Ultimately, any vital church ministry looks for increased commitment to Christ and growth in him.
Reaching the single-minded
But at that point the similarity in church ministries may end. The effectiveness of the finance committee and the choir are measured by two vastly different criteria. And the nursery and senior high group have their own unique gauges for success.
So it’s critical that the people in each ministry determine what they’re looking for. Then they know when they’ve reached it.
Several years ago our church began a Sunday school class for singles, and I was asked to be the teacher. The singles had several goals: to be distinctly Christian, not another “meet market” as many secular groups were; to offer solid teaching from the Bible; to reach new people; and to meet the social and practical needs of singles.
I agreed with their goals, and I felt that for them to become reality, we had to do two things: pray for the class and develop spiritual leaders among the men. I’d read that in most singles groups there were nine women for every man. Single women usually would come to a church group without much coaxing. Single men you had to work on. So I determined to look for these two things: prayer and men growing as leaders.

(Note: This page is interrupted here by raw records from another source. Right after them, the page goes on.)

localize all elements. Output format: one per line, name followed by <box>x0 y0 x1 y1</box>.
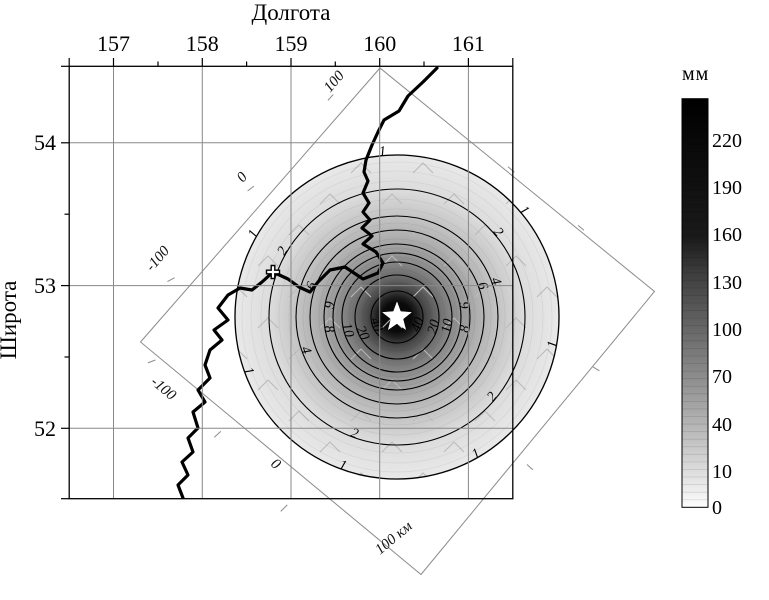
svg-text:40: 40 <box>712 414 732 436</box>
svg-text:0: 0 <box>267 456 283 473</box>
svg-text:100: 100 <box>321 68 348 96</box>
svg-text:-100: -100 <box>147 374 179 404</box>
svg-text:10: 10 <box>712 461 732 483</box>
svg-text:Широта: Широта <box>0 281 21 360</box>
svg-text:100: 100 <box>712 319 742 341</box>
svg-text:159: 159 <box>275 31 308 56</box>
svg-text:160: 160 <box>712 224 742 246</box>
svg-text:53: 53 <box>34 273 56 298</box>
svg-text:1: 1 <box>245 227 261 241</box>
svg-text:70: 70 <box>712 366 732 388</box>
svg-text:10: 10 <box>439 318 456 334</box>
svg-text:190: 190 <box>712 177 742 199</box>
svg-text:мм: мм <box>682 63 709 85</box>
svg-text:0: 0 <box>234 169 251 186</box>
svg-text:1: 1 <box>545 340 561 349</box>
svg-text:161: 161 <box>452 31 485 56</box>
svg-text:160: 160 <box>363 31 396 56</box>
svg-text:54: 54 <box>34 130 56 155</box>
svg-text:220: 220 <box>712 130 742 152</box>
svg-text:-100: -100 <box>143 243 173 275</box>
svg-text:130: 130 <box>712 272 742 294</box>
svg-text:Долгота: Долгота <box>252 0 331 25</box>
svg-text:158: 158 <box>186 31 219 56</box>
svg-text:0: 0 <box>712 497 722 519</box>
svg-text:52: 52 <box>34 416 56 441</box>
svg-text:157: 157 <box>97 31 130 56</box>
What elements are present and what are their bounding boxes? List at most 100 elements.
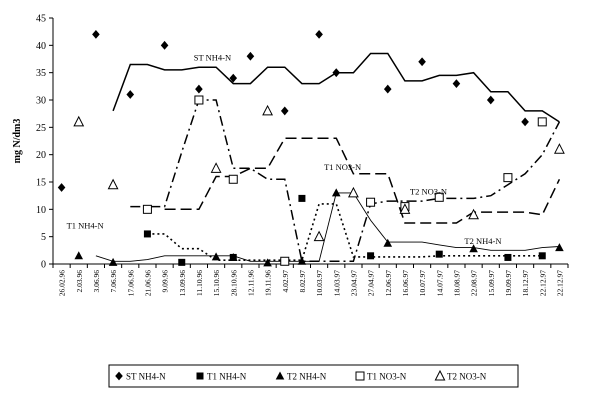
x-tick-label: 10.03.97: [315, 270, 324, 297]
x-tick-label: 16.06.97: [401, 270, 410, 297]
data-point-0: [486, 95, 495, 105]
data-point-4: [210, 162, 222, 173]
x-tick-label: 19.09.97: [504, 270, 513, 297]
data-point-1: [143, 230, 151, 238]
data-point-3: [142, 204, 152, 214]
plot-area: 0 5 10 15 20 25 30 35 40 45 26.02.96 2.03.96 3.06.96…: [36, 14, 569, 297]
data-point-2: [555, 243, 564, 252]
x-tick-label: 10.07.97: [418, 270, 427, 297]
x-tick-label: 12.11.96: [246, 270, 255, 296]
data-point-3: [280, 256, 290, 266]
series-line-0: [112, 52, 560, 123]
y-tick-label: 40: [36, 41, 46, 52]
data-point-2: [469, 244, 478, 253]
data-point-0: [92, 30, 100, 39]
data-point-1: [504, 253, 512, 261]
data-point-0: [280, 106, 289, 116]
x-tick-label: 7.06.96: [109, 270, 118, 293]
data-point-1: [538, 252, 546, 260]
x-tick-label: 17.06.96: [126, 270, 135, 297]
y-tick-label: 20: [36, 150, 46, 161]
legend-marker: [115, 371, 123, 381]
data-point-0: [160, 40, 169, 50]
x-tick-label: 11.10.96: [195, 270, 204, 296]
data-point-3: [537, 117, 547, 127]
data-point-4: [262, 104, 274, 116]
x-tick-label: 8.02.97: [298, 270, 307, 293]
legend-box: [108, 364, 519, 388]
legend-label: ST NH4-N: [126, 372, 166, 382]
data-point-2: [211, 252, 221, 261]
legend-label: T1 NH4-N: [207, 372, 247, 382]
data-point-0: [332, 68, 341, 78]
data-point-4: [73, 115, 85, 127]
x-tick-label: 22.12.97: [555, 270, 564, 297]
x-tick-label: 14.07.97: [435, 270, 444, 297]
data-point-2: [74, 251, 84, 260]
data-point-0: [195, 84, 203, 94]
x-tick-label: 27.04.97: [367, 270, 376, 297]
series-line-3: [164, 137, 561, 224]
y-tick-label: 45: [36, 14, 46, 25]
legend: ST NH4-N T1 NH4-N T2 NH4-N T1 NO3-N T2 NO3-N: [108, 364, 519, 388]
series-annotation: T2 NH4-N: [464, 236, 501, 246]
legend-label: T2 NH4-N: [287, 372, 327, 382]
y-tick-label: 10: [36, 205, 46, 216]
data-point-0: [418, 57, 426, 67]
y-tick-label: 5: [41, 232, 46, 243]
y-tick-label: 35: [36, 68, 46, 79]
data-point-3: [503, 173, 513, 183]
data-point-0: [246, 51, 255, 61]
data-point-2: [108, 257, 118, 266]
data-point-2: [263, 258, 272, 267]
x-tick-label: 18.12.97: [521, 270, 530, 297]
series-annotation: T1 NO3-N: [324, 162, 361, 172]
data-point-3: [194, 95, 204, 105]
series-line-2: [95, 192, 560, 262]
y-tick-label: 25: [36, 123, 46, 134]
x-tick-label: 15.09.97: [487, 270, 496, 297]
data-point-1: [367, 252, 375, 260]
data-point-0: [383, 84, 392, 94]
data-point-1: [298, 194, 306, 202]
x-tick-label: 22.12.97: [538, 270, 547, 297]
x-tick-label: 13.09.96: [178, 270, 187, 297]
x-tick-label: 18.08.97: [452, 270, 461, 297]
data-point-1: [178, 258, 186, 266]
series-annotation: ST NH4-N: [194, 53, 231, 63]
x-tick-label: 9.09.96: [161, 270, 170, 293]
x-tick-label: 26.02.96: [58, 270, 67, 297]
legend-label: T2 NO3-N: [447, 372, 487, 382]
x-tick-label: 23.04.97: [349, 270, 358, 297]
x-tick-label: 21.06.96: [143, 270, 152, 297]
legend-marker: [355, 371, 365, 381]
legend-marker: [275, 371, 285, 380]
data-point-0: [315, 30, 323, 39]
data-point-4: [553, 143, 565, 154]
series-annotation: T2 NO3-N: [410, 187, 447, 197]
data-point-4: [107, 178, 119, 190]
x-tick-label: 15.10.96: [212, 270, 221, 297]
x-tick-label: 12.06.97: [384, 270, 393, 297]
data-point-0: [57, 183, 66, 192]
y-tick-label: 0: [41, 260, 46, 271]
legend-marker: [196, 372, 204, 380]
data-point-2: [383, 238, 393, 247]
data-point-3: [228, 174, 238, 184]
x-tick-label: 14.03.97: [332, 270, 341, 297]
data-point-3: [434, 192, 444, 202]
data-point-0: [521, 117, 529, 127]
x-tick-label: 2.03.96: [75, 270, 84, 293]
data-point-4: [468, 208, 480, 220]
y-tick-label: 30: [36, 96, 46, 107]
x-tick-label: 28.10.96: [229, 270, 238, 297]
data-point-4: [313, 230, 325, 242]
data-point-1: [435, 250, 443, 258]
data-point-2: [228, 252, 238, 261]
series-annotation: T1 NH4-N: [67, 220, 104, 230]
x-tick-label: 19.11.96: [264, 270, 273, 296]
x-tick-label: 3.06.96: [92, 270, 101, 293]
y-axis-label: mg N/dm3: [12, 119, 23, 164]
data-point-2: [331, 188, 341, 197]
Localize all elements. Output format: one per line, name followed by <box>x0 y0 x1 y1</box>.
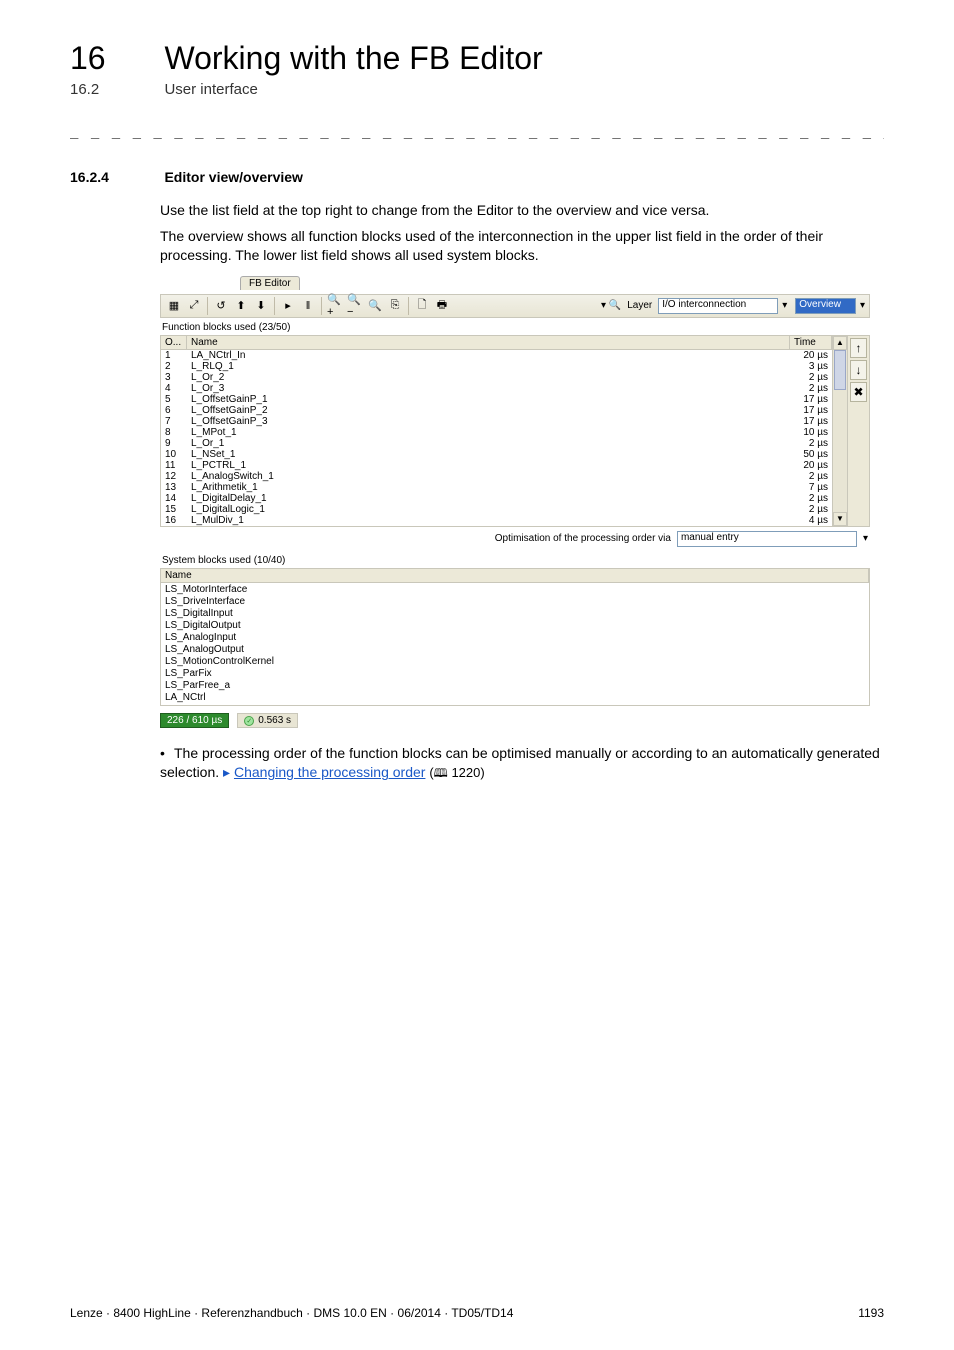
reorder-buttons: ↑ ↓ ✖ <box>847 336 869 526</box>
scroll-down-icon[interactable]: ▼ <box>833 512 847 526</box>
status-time-value: 0.563 s <box>258 715 291 726</box>
status-time: ✓ 0.563 s <box>237 713 298 728</box>
delete-button[interactable]: ✖ <box>850 382 867 402</box>
new-icon[interactable]: 🗋 <box>413 297 431 315</box>
table-row[interactable]: LS_DigitalInput <box>161 608 869 620</box>
table-row[interactable]: LS_DigitalOutput <box>161 620 869 632</box>
table-row[interactable]: 12L_AnalogSwitch_12 µs <box>161 471 832 482</box>
table-row[interactable]: 7L_OffsetGainP_317 µs <box>161 416 832 427</box>
page-footer: Lenze · 8400 HighLine · Referenzhandbuch… <box>70 1306 884 1320</box>
separator: _ _ _ _ _ _ _ _ _ _ _ _ _ _ _ _ _ _ _ _ … <box>70 123 884 139</box>
col-header-time[interactable]: Time <box>790 336 832 349</box>
toolbar-icon[interactable]: ‖ <box>299 297 317 315</box>
table-row[interactable]: LS_DriveInterface <box>161 596 869 608</box>
system-blocks-panel: Name LS_MotorInterfaceLS_DriveInterfaceL… <box>160 568 870 706</box>
table-row[interactable]: 10L_NSet_150 µs <box>161 449 832 460</box>
move-up-button[interactable]: ↑ <box>850 338 867 358</box>
print-icon[interactable]: 🖶 <box>433 297 451 315</box>
toolbar-icon[interactable]: ▸ <box>279 297 297 315</box>
col-header-name[interactable]: Name <box>187 336 790 349</box>
status-load: 226 / 610 µs <box>160 713 229 728</box>
table-row[interactable]: LS_AnalogInput <box>161 632 869 644</box>
fb-editor-screenshot: FB Editor ▦ ⤢ ↺ ⬆ ⬇ ▸ ‖ 🔍+ 🔍− 🔍 ⎘ 🗋 🖶 ▾ … <box>160 276 870 730</box>
optimisation-select[interactable]: manual entry <box>677 531 857 547</box>
sys-list-label: System blocks used (10/40) <box>160 551 870 568</box>
table-row[interactable]: 14L_DigitalDelay_12 µs <box>161 493 832 504</box>
toolbar: ▦ ⤢ ↺ ⬆ ⬇ ▸ ‖ 🔍+ 🔍− 🔍 ⎘ 🗋 🖶 ▾ 🔍 Layer I/… <box>160 294 870 318</box>
table-row[interactable]: 3L_Or_22 µs <box>161 372 832 383</box>
table-row[interactable]: 11L_PCTRL_120 µs <box>161 460 832 471</box>
table-row[interactable]: LA_NCtrl <box>161 692 869 704</box>
toolbar-icon[interactable]: ⬆ <box>232 297 250 315</box>
layer-label: Layer <box>627 300 652 311</box>
table-row[interactable]: 15L_DigitalLogic_12 µs <box>161 504 832 515</box>
arrow-icon: ▸ <box>223 764 230 780</box>
col-header-order[interactable]: O... <box>161 336 187 349</box>
chapter-title: Working with the FB Editor <box>164 40 542 77</box>
paragraph: The overview shows all function blocks u… <box>160 227 884 266</box>
zoom-icon[interactable]: 🔍 <box>366 297 384 315</box>
toolbar-icon[interactable]: ⬇ <box>252 297 270 315</box>
move-down-button[interactable]: ↓ <box>850 360 867 380</box>
toolbar-icon[interactable]: ↺ <box>212 297 230 315</box>
toolbar-icon[interactable]: ▦ <box>165 297 183 315</box>
scrollbar[interactable]: ▲ ▼ <box>832 336 847 526</box>
table-row[interactable]: 16L_MulDiv_14 µs <box>161 515 832 526</box>
table-row[interactable]: LS_ParFree_a <box>161 680 869 692</box>
section-number: 16.2.4 <box>70 169 160 185</box>
table-row[interactable]: 6L_OffsetGainP_217 µs <box>161 405 832 416</box>
chapter-number: 16 <box>70 40 160 77</box>
check-icon: ✓ <box>244 716 254 726</box>
optimisation-row: Optimisation of the processing order via… <box>160 527 870 551</box>
optimisation-label: Optimisation of the processing order via <box>495 533 671 544</box>
view-select[interactable]: Overview <box>795 298 856 314</box>
toolbar-icon[interactable]: ⤢ <box>185 297 203 315</box>
table-row[interactable]: 8L_MPot_110 µs <box>161 427 832 438</box>
toolbar-icon[interactable]: ⎘ <box>386 297 404 315</box>
section-heading: 16.2.4 Editor view/overview <box>70 169 884 187</box>
tab-fb-editor[interactable]: FB Editor <box>240 276 300 290</box>
table-row[interactable]: 5L_OffsetGainP_117 µs <box>161 394 832 405</box>
table-row[interactable]: 2L_RLQ_13 µs <box>161 361 832 372</box>
page-ref: (🕮 1220) <box>429 765 484 780</box>
bullet-paragraph: •The processing order of the function bl… <box>160 744 884 783</box>
footer-left: Lenze · 8400 HighLine · Referenzhandbuch… <box>70 1306 513 1320</box>
scroll-thumb[interactable] <box>834 350 846 390</box>
table-row[interactable]: 9L_Or_12 µs <box>161 438 832 449</box>
scroll-up-icon[interactable]: ▲ <box>833 336 847 350</box>
table-row[interactable]: 4L_Or_32 µs <box>161 383 832 394</box>
paragraph: Use the list field at the top right to c… <box>160 201 884 221</box>
table-row[interactable]: 13L_Arithmetik_17 µs <box>161 482 832 493</box>
table-row[interactable]: LS_AnalogOutput <box>161 644 869 656</box>
table-row[interactable]: 1LA_NCtrl_In20 µs <box>161 350 832 361</box>
col-header-name[interactable]: Name <box>161 569 869 582</box>
table-row[interactable]: LS_MotorInterface <box>161 584 869 596</box>
function-blocks-panel: O... Name Time 1LA_NCtrl_In20 µs2L_RLQ_1… <box>160 335 870 527</box>
section-title: Editor view/overview <box>164 169 303 185</box>
table-header: O... Name Time <box>161 336 832 350</box>
subsection-number: 16.2 <box>70 81 160 98</box>
zoom-in-icon[interactable]: 🔍+ <box>326 297 344 315</box>
status-bar: 226 / 610 µs ✓ 0.563 s <box>160 712 870 730</box>
table-row[interactable]: LS_ParFix <box>161 668 869 680</box>
table-row[interactable]: LS_MotionControlKernel <box>161 656 869 668</box>
link-changing-processing-order[interactable]: Changing the processing order <box>234 764 425 780</box>
subsection-heading: 16.2 User interface <box>70 81 884 99</box>
fb-list-label: Function blocks used (23/50) <box>160 318 870 335</box>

Before the first class meeting, I asked half a dozen men if they would meet me one morning a week to pray for the class. We met at 6 A.m. at a local restaurant, had breakfast together, and then sat in a car in the parking lot to pray. We prayed for many things, but especially for God’s drawing men into this group.
I also began for men an evening Bible study in our home, and eventually the weekly breakfast-and prayer meeting also became a fixture at our house. My wife’s home-cooked breakfasts were undoubtedly a bigger draw than the prayer time.
As a result of this and other factors, attendance began to grow, eventually tripling our beginning number. The group’s missions budget enlarged, and the social activities flourished. Were we a success?
That would be measured by two things. First, our success would be measured by the bottom line of any ministry – how well we brought people to Christ and helped them grow in him. We’re grateful to God that we’ve seen several men and women begin to walk with Christ.
Second, our success would be measured by the specific goals we had set. Were people praying more for the class and ministry than ever before? As best we could tell, they were, and there were formal opportunities for that. Were more men developing and using leadership skills than ever before? Today, in our group of single adults, the ratio of women to men is down to about 3:1. I still teach the singles’ class occasionally and marvel at the continuing development of male leadership within the group.
How are we doing?
When I try to evaluate my ministry activities these days, my mind is drawn back to a hitchhiking hobo, a daring business executive, and a handful of men in a pancake-house parking lot, fogging the windows of the car with their prayers. They taught me that the number of people present and the amount of money given are not enough to evaluate the effectiveness of a ministry.
To really answer “What’s happening in ministry?” I first need to ask, “What am I looking for?”
David McCasland is a freelance writer living in Colorado Springs, Colorado, where he attends First Presbyterian Church.